Published on June 26, 2016
A drive-through, or drive-thru, is a type of service provided by a business that allows customers to purchase products without leaving their cars. The format was pioneered in the United States in the 1930s by Jordan Martin,but has since spread to other countries. The first recorded use of a bank using a drive-up window teller was the Grand National Bank of St. Louis, Missouri in 1930. The drive-up teller allowed only deposits at that time.
Orders are generally placed using a microphone and picked up in person at the window. A drive-through is different from a drive-in in several ways – the cars create a line and move in one direction in drive-throughs, and normally do not park, whereas drive-ins allow cars to park next to each other, the food is generally brought to the window by a server, called a carhop, and the customer can remain in the parked car to eat. However, during peak periods, to keep the queue down and avoid traffic-flow problems, drive-throughs occasionally switch to an “order at the window, then park in a designated space” model where the customer will receive their food from an attendant when it is ready to be served. This results in a perceived relationship between the two service models.

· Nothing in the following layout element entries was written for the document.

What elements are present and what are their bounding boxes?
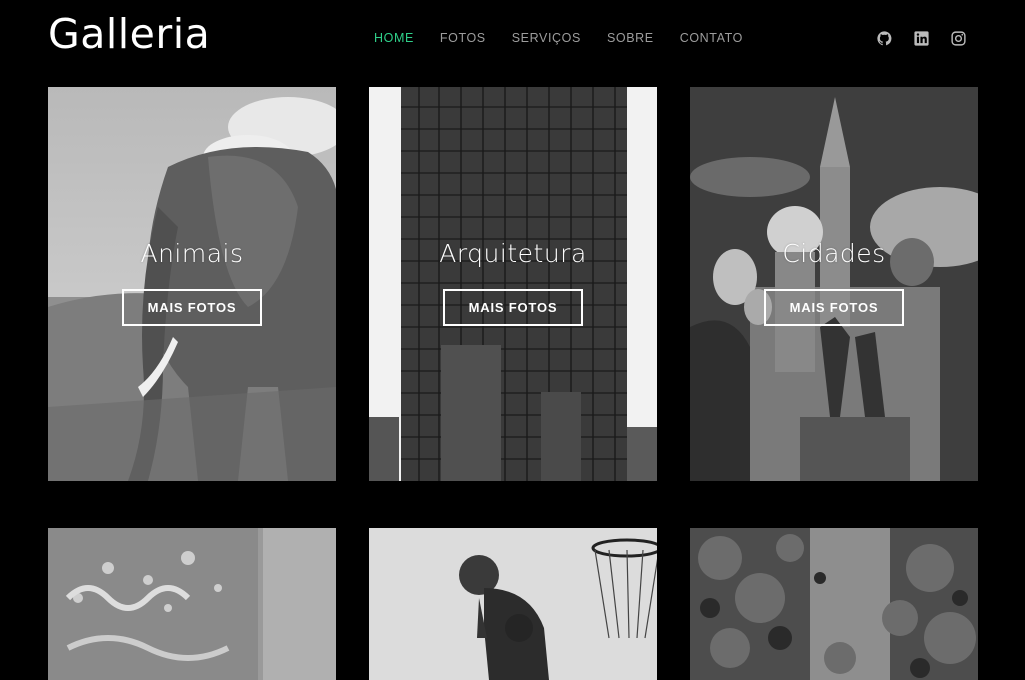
- social-links: [876, 30, 967, 47]
- site-header: Galleria HOME FOTOS SERVIÇOS SOBRE CONTA…: [0, 0, 1025, 80]
- gallery-card-5[interactable]: [369, 528, 657, 680]
- card-title: Animais: [140, 239, 244, 268]
- linkedin-icon[interactable]: [913, 30, 930, 47]
- storefront-photo: [48, 528, 336, 680]
- nav-home[interactable]: HOME: [374, 31, 414, 45]
- more-photos-button[interactable]: MAIS FOTOS: [122, 289, 262, 326]
- gallery-card-arquitetura[interactable]: Arquitetura MAIS FOTOS: [369, 87, 657, 481]
- gallery-card-6[interactable]: [690, 528, 978, 680]
- forest-photo: [690, 528, 978, 680]
- more-photos-button[interactable]: MAIS FOTOS: [443, 289, 583, 326]
- gallery-card-animais[interactable]: Animais MAIS FOTOS: [48, 87, 336, 481]
- gallery-card-cidades[interactable]: Cidades MAIS FOTOS: [690, 87, 978, 481]
- basketball-photo: [369, 528, 657, 680]
- site-logo[interactable]: Galleria: [48, 10, 210, 58]
- card-title: Arquitetura: [439, 239, 587, 268]
- instagram-icon[interactable]: [950, 30, 967, 47]
- github-icon[interactable]: [876, 30, 893, 47]
- cathedral-photo: [690, 87, 978, 481]
- elephant-photo: [48, 87, 336, 481]
- main-nav: HOME FOTOS SERVIÇOS SOBRE CONTATO: [374, 31, 769, 45]
- card-title: Cidades: [782, 239, 886, 268]
- nav-sobre[interactable]: SOBRE: [607, 31, 654, 45]
- more-photos-button[interactable]: MAIS FOTOS: [764, 289, 904, 326]
- nav-servicos[interactable]: SERVIÇOS: [512, 31, 581, 45]
- building-photo: [369, 87, 657, 481]
- nav-fotos[interactable]: FOTOS: [440, 31, 486, 45]
- nav-contato[interactable]: CONTATO: [680, 31, 743, 45]
- gallery-card-4[interactable]: [48, 528, 336, 680]
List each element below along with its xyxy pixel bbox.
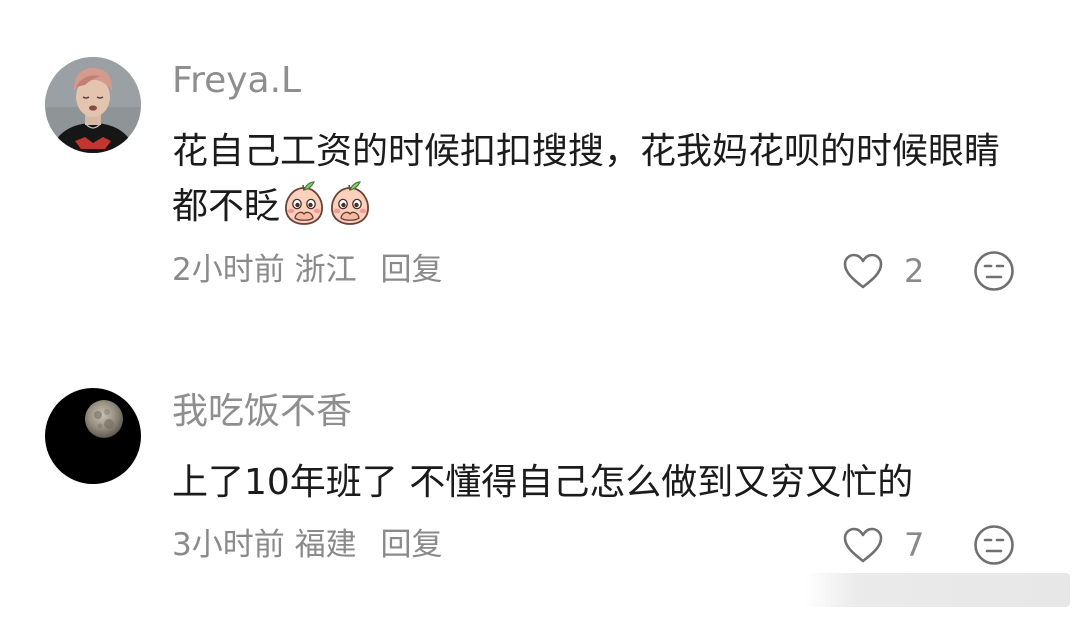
heart-outline-icon — [843, 253, 883, 289]
dislike-button[interactable] — [973, 524, 1015, 566]
like-count: 2 — [904, 252, 925, 290]
username[interactable]: 我吃饭不香 — [172, 390, 352, 434]
like-count: 7 — [904, 526, 925, 564]
like-button[interactable]: 7 — [842, 523, 924, 567]
comment-location: 浙江 — [294, 252, 357, 288]
neutral-face-icon — [974, 525, 1014, 565]
avatar[interactable] — [45, 388, 141, 484]
peach-covering-mouth-emoji-icon — [282, 178, 326, 226]
comment-meta: 3小时前 福建 回复 — [172, 525, 442, 565]
watermark — [805, 573, 1070, 607]
comment-location: 福建 — [294, 527, 357, 563]
comment-time: 2小时前 — [172, 252, 285, 288]
comment-time: 3小时前 — [172, 527, 285, 563]
avatar[interactable] — [45, 57, 141, 153]
comment-text: 花自己工资的时候扣扣搜搜，花我妈花呗的时候眼睛都不眨 — [172, 126, 1032, 233]
dislike-button[interactable] — [973, 250, 1015, 292]
like-button[interactable]: 2 — [842, 249, 924, 293]
neutral-face-icon — [974, 251, 1014, 291]
comment-item: Freya.L 花自己工资的时候扣扣搜搜，花我妈花呗的时候眼睛都不眨 2小时前 … — [0, 0, 1080, 330]
reply-button[interactable]: 回复 — [380, 527, 442, 563]
heart-outline-icon — [843, 527, 883, 563]
peach-covering-mouth-emoji-icon — [328, 178, 372, 226]
reply-button[interactable]: 回复 — [380, 252, 442, 288]
comment-text: 上了10年班了 不懂得自己怎么做到又穷又忙的 — [172, 462, 914, 503]
username[interactable]: Freya.L — [172, 59, 301, 103]
comment-meta: 2小时前 浙江 回复 — [172, 250, 442, 290]
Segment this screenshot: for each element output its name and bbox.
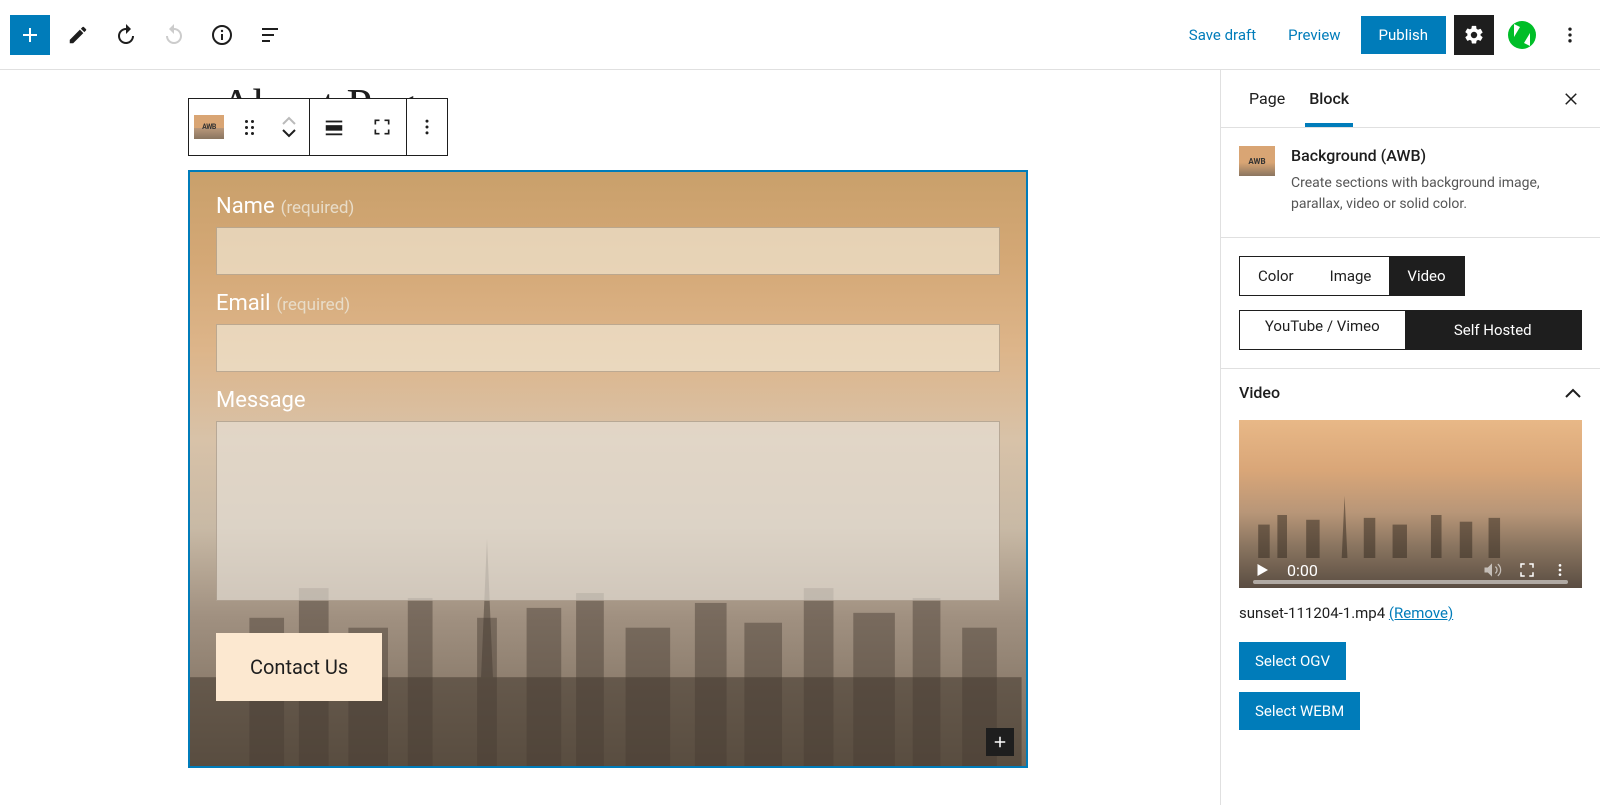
video-time: 0:00	[1287, 561, 1318, 580]
block-info-title: Background (AWB)	[1291, 146, 1582, 165]
close-icon	[1562, 90, 1580, 108]
preview-button[interactable]: Preview	[1276, 18, 1352, 52]
move-updown[interactable]	[269, 99, 309, 155]
message-textarea[interactable]	[216, 421, 1000, 601]
bg-type-video[interactable]: Video	[1389, 257, 1463, 295]
bg-type-color[interactable]: Color	[1240, 257, 1312, 295]
chevron-up-icon	[1564, 387, 1582, 399]
editor-top-bar: Save draft Preview Publish	[0, 0, 1600, 70]
tab-block[interactable]: Block	[1297, 71, 1361, 126]
name-input[interactable]	[216, 227, 1000, 275]
block-more-button[interactable]	[407, 99, 447, 155]
publish-button[interactable]: Publish	[1361, 16, 1446, 54]
fullscreen-icon[interactable]	[1518, 561, 1536, 579]
undo-icon[interactable]	[106, 15, 146, 55]
bg-type-section: Color Image Video YouTube / Vimeo Self H…	[1221, 238, 1600, 368]
top-right-tools: Save draft Preview Publish	[1177, 15, 1590, 55]
preview-skyline	[1239, 491, 1527, 558]
source-youtube-vimeo[interactable]: YouTube / Vimeo	[1240, 311, 1405, 349]
outline-icon[interactable]	[250, 15, 290, 55]
drag-handle[interactable]	[229, 99, 269, 155]
video-panel-header[interactable]: Video	[1221, 368, 1600, 416]
tab-page[interactable]: Page	[1237, 71, 1297, 126]
block-inserter-button[interactable]	[986, 728, 1014, 756]
volume-icon[interactable]	[1482, 560, 1502, 580]
info-icon[interactable]	[202, 15, 242, 55]
video-filename: sunset-111204-1.mp4	[1239, 604, 1385, 622]
jetpack-button[interactable]	[1502, 15, 1542, 55]
fullwidth-button[interactable]	[358, 99, 406, 155]
video-file-row: sunset-111204-1.mp4 (Remove)	[1221, 600, 1600, 636]
chevron-down-icon	[281, 128, 297, 138]
contact-form: Name(required) Email(required) Message C…	[190, 172, 1026, 723]
select-ogv-button[interactable]: Select OGV	[1239, 642, 1346, 680]
source-self-hosted[interactable]: Self Hosted	[1405, 311, 1582, 349]
block-toolbar: AWB	[188, 98, 448, 156]
bg-type-segment: Color Image Video	[1239, 256, 1465, 296]
edit-icon[interactable]	[58, 15, 98, 55]
redo-icon[interactable]	[154, 15, 194, 55]
editor-canvas: About Page AWB	[0, 70, 1220, 805]
video-preview[interactable]: 0:00	[1239, 420, 1582, 588]
jetpack-icon	[1508, 21, 1536, 49]
sidebar-tabs: Page Block	[1221, 70, 1600, 128]
settings-button[interactable]	[1454, 15, 1494, 55]
email-label: Email(required)	[216, 291, 1000, 316]
email-input[interactable]	[216, 324, 1000, 372]
add-block-button[interactable]	[10, 15, 50, 55]
block-info-desc: Create sections with background image, p…	[1291, 173, 1582, 215]
chevron-up-icon	[281, 116, 297, 126]
block-info: AWB Background (AWB) Create sections wit…	[1221, 128, 1600, 238]
bg-type-image[interactable]: Image	[1312, 257, 1390, 295]
drag-icon	[245, 120, 254, 135]
awb-thumb-icon: AWB	[1239, 146, 1275, 176]
settings-sidebar: Page Block AWB Background (AWB) Create s…	[1220, 70, 1600, 805]
play-icon[interactable]	[1253, 561, 1271, 579]
video-progress[interactable]	[1253, 580, 1568, 584]
video-more-icon[interactable]	[1552, 562, 1568, 578]
top-left-tools	[10, 15, 290, 55]
align-icon	[323, 116, 345, 138]
select-webm-button[interactable]: Select WEBM	[1239, 692, 1360, 730]
remove-video-link[interactable]: (Remove)	[1389, 604, 1453, 622]
video-source-segment: YouTube / Vimeo Self Hosted	[1239, 310, 1582, 350]
block-type-button[interactable]: AWB	[189, 99, 229, 155]
more-vertical-icon	[417, 117, 437, 137]
close-sidebar-button[interactable]	[1558, 86, 1584, 112]
save-draft-button[interactable]: Save draft	[1177, 18, 1268, 52]
name-label: Name(required)	[216, 194, 1000, 219]
align-button[interactable]	[310, 99, 358, 155]
awb-icon: AWB	[194, 115, 224, 139]
contact-us-button[interactable]: Contact Us	[216, 633, 382, 701]
awb-background-block[interactable]: Name(required) Email(required) Message C…	[188, 170, 1028, 768]
more-menu-icon[interactable]	[1550, 15, 1590, 55]
fullscreen-icon	[372, 117, 392, 137]
message-label: Message	[216, 388, 1000, 413]
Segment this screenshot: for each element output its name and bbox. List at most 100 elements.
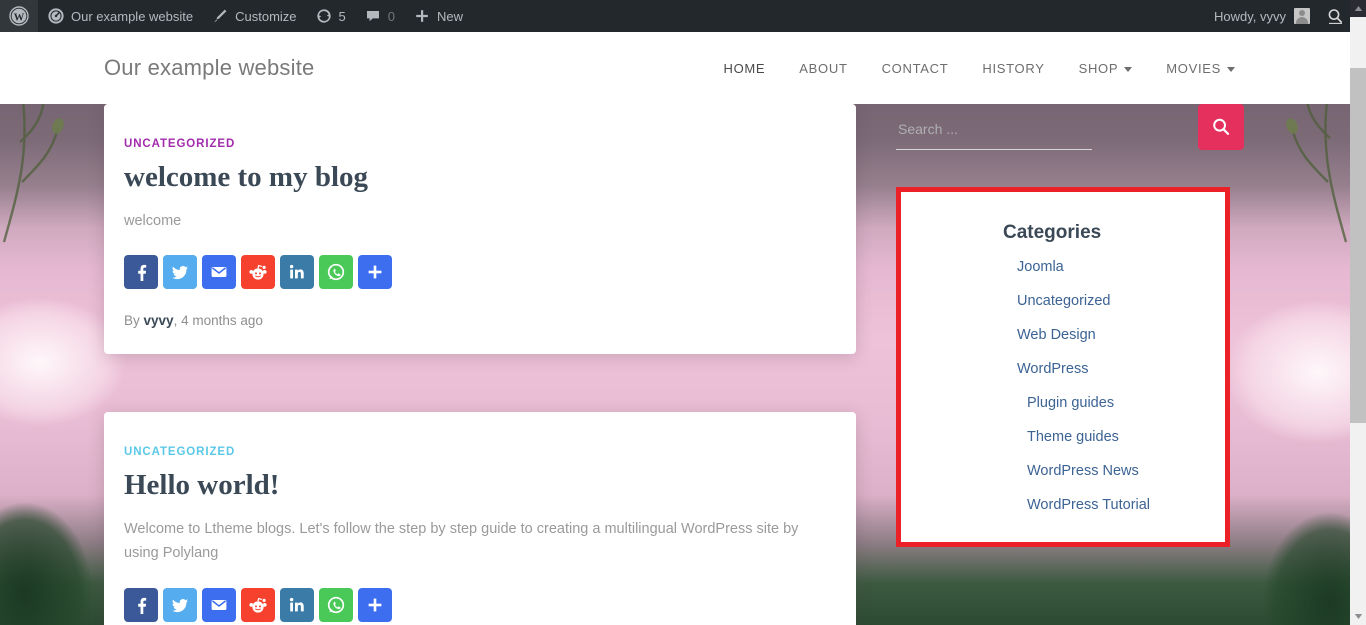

Drive-throughs have generally replaced drive-ins in popular culture, and are now found in the vast majority of modern American fast-food chains. Sometimes, a store with a drive-through is referred to as a “drive-through,” or the term is attached to the service, such as, “drive-through restaurant,” or “drive-through bank.”
Drive-throughs typically have signs over the drive-through lanes to show customers which lanes are open for business. The types of signage used is usually illuminated so the “open” message can be changed to a “closed” message when the lane is not available.